I tried and tried and tried so many times to make this work,
It works with regular login but not LUKS, in that case it still asks for password on login
One weird thing is for some reason I do not have the “pam_systemd_loadkey.so” file on my computer
Attempted many solutions, I am honestly starting to get mad
This is my full report on all the thing I tried :
PAM config to unlock KWallet on login
To automatically unlock KWallet on login, you need to edit the PAM configuration file for your login manager. The password for your user account and KWallet must match for this to work.
The changes are safe as the optional flag in both PAM entries means that even if KWallet fails for any reason, it won’t block your login.
Requirements, CF wiki. archlinux .org/title/KDE_Wallet:
- The wallet must be named kdewallet (default name) and must use the standard blowfish encryption. It does not unlock any other wallet(s).
- kwallet-pam is not compatible with GnuPG keys, the KDE Wallet must use the standard blowfish encryption.
- When using autologin, the wallet can only be unlocked if the autologin method saves the password. pam_autologin does, for example.
- It may be needed to remove the default created wallet first, thus removing all stored entries.

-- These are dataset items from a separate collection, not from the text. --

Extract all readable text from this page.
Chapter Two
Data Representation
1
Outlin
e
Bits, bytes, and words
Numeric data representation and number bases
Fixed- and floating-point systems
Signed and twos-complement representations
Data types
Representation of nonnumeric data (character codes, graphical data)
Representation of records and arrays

- The wallet cannot be unlocked when using a fingerprint reader to login
- If using KDE, one may want to disable Close when last application stops using it in KDE Wallet settings to prevent the wallet from being closed after each usage (Wi-Fi-passphrase unlock, etc.).
Ensure libpam-systemd is installed
# Install the module
sudo apt install systemd signon-kwallet-extension
sudo apt install --reinstall libpam-systemd
echo "> ✅ Installed systemd libpam-systemd signon-kwallet-extension"
echo "Systemd version: $(systemd --version)"
echo "SystemCTL info: $(systemctl --version)"
Add read-write permissions for group sudo
files=(
/etc/pam.d/sddm
/etc/pam.d/sddm-autologin
/etc/pam.d/login
/etc/pam.d/system-login
/etc/pam.d/common-auth
/etc/pam.d/common-session
/etc/pam.d/cryptsetup
/etc/crypttab
/lib/cryptsetup/scripts/kwallet_pass
/etc/initramfs-tools/modules
/etc/systemd/system/sddm.service.d/override.conf
)
for file in "${files[@]}"; do
if [[ -f $file ]]; then
sudo chown :sudo $file
sudo chmod g+rw $file
echo "Added read-write permissions for group sudo to '$file'"
else
echo "File does not exist: '$file'"
fi
done
Enable saving the root password and user password in the systemd keyring:
Enable systemd keyring integration before KWallet authentication
The - means that if pam_systemd_loadkey.so fails for any reason, PAM will continue processing the rest of the authentication stack without treating it as a fatal error.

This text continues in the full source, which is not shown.